Decisão da Fifa é reafirmada pela presidente mexicana
A presidente do México, Claudia Sheinbaum, confirmou oficialmente que os jogos da seleção iraniana na Copa do Mundo de 2026 não serão realocados para o território mexicano. A declaração reafirma o posicionamento da Fifa, que já havia indicado a manutenção dos locais originais das partidas, encerrando especulações que duraram semanas sobre uma possível mudança de sede.
Problemas logísticos impedem transferência das partidas
Durante entrevista realizada na última sexta-feira, Sheinbaum foi questionada sobre a possibilidade de mudança no local das partidas e reiterated a decisão da entidade máxima do futebol internacional. Segundo a presidente, questões logísticas complexas impediriam a transferência dos jogos para o México. "Finalmente a Fifa decidiu que as partidas não podem ser transferidas de seus locais originais. Isso necessitaria uma logística muito grande. A decisão já foi tomada", afirmou a líder mexicana.
Locais dos jogos da fase de grupos
Na tabela do Mundial, o Irã teve seus três jogos da fase de grupos marcados nos Estados Unidos. As partidas estão programadas para Los Angeles, onde enfrentará a Nova Zelândia e a Bélgica, e para Seattle, onde jogará contra a seleção egípcia. A decisão de manter esses locais foi mantida apesar das tensões geopolíticas na região.
Contexto do conflito no Oriente Médio
A situação ganhou complexidade após ataques dos Estados Unidos ao Irã, que desencadearam um conflito significativo no Oriente Médio em fevereiro deste ano. Em 28 de fevereiro, os Estados Unidos atacaram o país e causaram a morte do líder supremo Ali Khamenei, resultando em um conflito que já causou mais de 3 mil mortes, segundo levantamento divulgado pela Organização de Medicina Legal do Irã em 12 de abril.

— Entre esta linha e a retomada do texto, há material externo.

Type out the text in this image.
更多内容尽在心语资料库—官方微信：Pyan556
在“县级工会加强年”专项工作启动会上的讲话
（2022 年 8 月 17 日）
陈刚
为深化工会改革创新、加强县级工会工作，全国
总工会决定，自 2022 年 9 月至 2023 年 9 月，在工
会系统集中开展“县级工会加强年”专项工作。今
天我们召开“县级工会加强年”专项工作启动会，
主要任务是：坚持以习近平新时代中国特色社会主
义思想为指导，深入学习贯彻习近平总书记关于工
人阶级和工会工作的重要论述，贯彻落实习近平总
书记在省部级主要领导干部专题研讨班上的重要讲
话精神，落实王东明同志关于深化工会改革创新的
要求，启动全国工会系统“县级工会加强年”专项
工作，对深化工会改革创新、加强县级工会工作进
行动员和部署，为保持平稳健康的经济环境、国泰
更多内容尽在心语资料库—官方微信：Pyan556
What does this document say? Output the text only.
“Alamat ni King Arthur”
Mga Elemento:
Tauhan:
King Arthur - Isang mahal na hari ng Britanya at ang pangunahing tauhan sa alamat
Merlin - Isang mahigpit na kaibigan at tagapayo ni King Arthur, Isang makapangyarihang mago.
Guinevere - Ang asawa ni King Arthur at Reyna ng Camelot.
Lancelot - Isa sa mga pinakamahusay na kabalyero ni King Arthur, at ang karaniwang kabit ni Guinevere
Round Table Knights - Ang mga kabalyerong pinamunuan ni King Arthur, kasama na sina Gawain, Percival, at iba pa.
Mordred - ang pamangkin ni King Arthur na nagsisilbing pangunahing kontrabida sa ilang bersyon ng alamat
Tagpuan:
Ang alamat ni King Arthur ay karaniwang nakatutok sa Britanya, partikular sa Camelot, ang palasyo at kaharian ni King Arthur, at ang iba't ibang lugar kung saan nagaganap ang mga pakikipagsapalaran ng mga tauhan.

Posicionamento da Federação Iraniana de Futebol
No início de março, a Federação Iraniana de Futebol se posicionou nas redes sociais declarando que não jogaria nos Estados Unidos. O presidente da federação, Mehdi Taj, alegou que o presidente Donald Trump havia declarado que, pela própria segurança, a seleção do Irã não deveria participar do Mundial. "Considerando que Trump declarou claramente que não pode garantir a segurança da seleção nacional iraniana, definitivamente não iremos aos Estados Unidos", afirmou Taj em nota publicada na rede social X.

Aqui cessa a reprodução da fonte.